I am pretty sure I am the only person in history to have worn a strapless Vineyard Vines dress to a Yankee game...oh even though it was navy and white and kind of festive and seasonably light and airy, make no mistake, everyone -- the women and men and kids and concession stand workers and maintenance people and security detail and undercover cops -- gave me and my garden party appropriate duds the once over and the barely concealed eye-roll. I guess adding on top of that my two boys in their madras shorts, we were an odd sight up there in section 328 of the upper tier...oops! So I misread my audience...at least Ellie pulled through with some upper tier cred as she sported a tank top, denim skirt and the white trash pink camouflage Yankee hat she just had to have at the first souvenir stand we passed....her father surely would have come right to the stadium, dragged her to the car and taken her home had he known I allowed her to brave the crowds in that get-up...but thank g*d she did, because at least our upper tier brethren didn't think we were total jag-of*s...
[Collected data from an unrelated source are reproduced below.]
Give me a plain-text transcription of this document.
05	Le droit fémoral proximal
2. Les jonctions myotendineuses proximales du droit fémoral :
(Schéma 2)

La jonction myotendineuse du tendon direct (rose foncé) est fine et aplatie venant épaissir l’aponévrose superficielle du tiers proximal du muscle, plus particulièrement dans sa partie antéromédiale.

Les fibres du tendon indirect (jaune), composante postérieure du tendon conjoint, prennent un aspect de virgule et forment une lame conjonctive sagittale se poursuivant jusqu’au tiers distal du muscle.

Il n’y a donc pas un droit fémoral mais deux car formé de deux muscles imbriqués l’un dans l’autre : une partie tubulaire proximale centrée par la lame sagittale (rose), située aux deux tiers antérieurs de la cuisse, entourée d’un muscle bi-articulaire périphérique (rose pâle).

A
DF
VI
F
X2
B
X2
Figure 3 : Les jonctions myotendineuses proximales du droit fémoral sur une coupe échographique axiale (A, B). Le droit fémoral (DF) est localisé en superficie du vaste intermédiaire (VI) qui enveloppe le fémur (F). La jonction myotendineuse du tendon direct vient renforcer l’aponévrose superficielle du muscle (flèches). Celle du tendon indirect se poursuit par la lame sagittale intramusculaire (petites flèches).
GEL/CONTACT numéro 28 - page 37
Ok, so my outfit may have been kind of prim, but my intentions were purely down and dirty...this was a midday game...and it was Wednesday afternoon on a school day...and there I was, corrupting my own children and letting them skip school so we could kick back for an afternoon and hang at the "new" Yankee Stadium together...my first time. I bet there is probably a sizable selection of you who think I am a "cool mom"...and I guess in some ways I can be...but most of the time I am not. I don't like to break rules and I am always afraid someone is going to yell at me or think I am pushing the limits of acceptability...so I am never the mom who takes a week off of school in the middle of the year to go to Disney off-season...nor am I the mom who lets the kids stay home "sick" if they are just tired...and I am not the mom who drops a Happy Meal off at the school for the kids' lunch everyday...not that there is anything wrong with any of that, in fact, that kind of flexibility is a good trait...just not one that I possess. Instead, I am the mom who gets them to school at 8:35 everyday, 15 full minutes prior to the final bell...I am the mom who somehow agreed to be PTO president for the next two years (another story...)...I am the mom who drops off the kids' completed homework if they are out sick...I am the mom who fears authority (it's that Catholic school education...I am scarred...) and who doesn't want my kids to be late or delinquent or in trouble because of a choice that I made... But yesterday afternoon I went against my natural inclinations and we played hooky.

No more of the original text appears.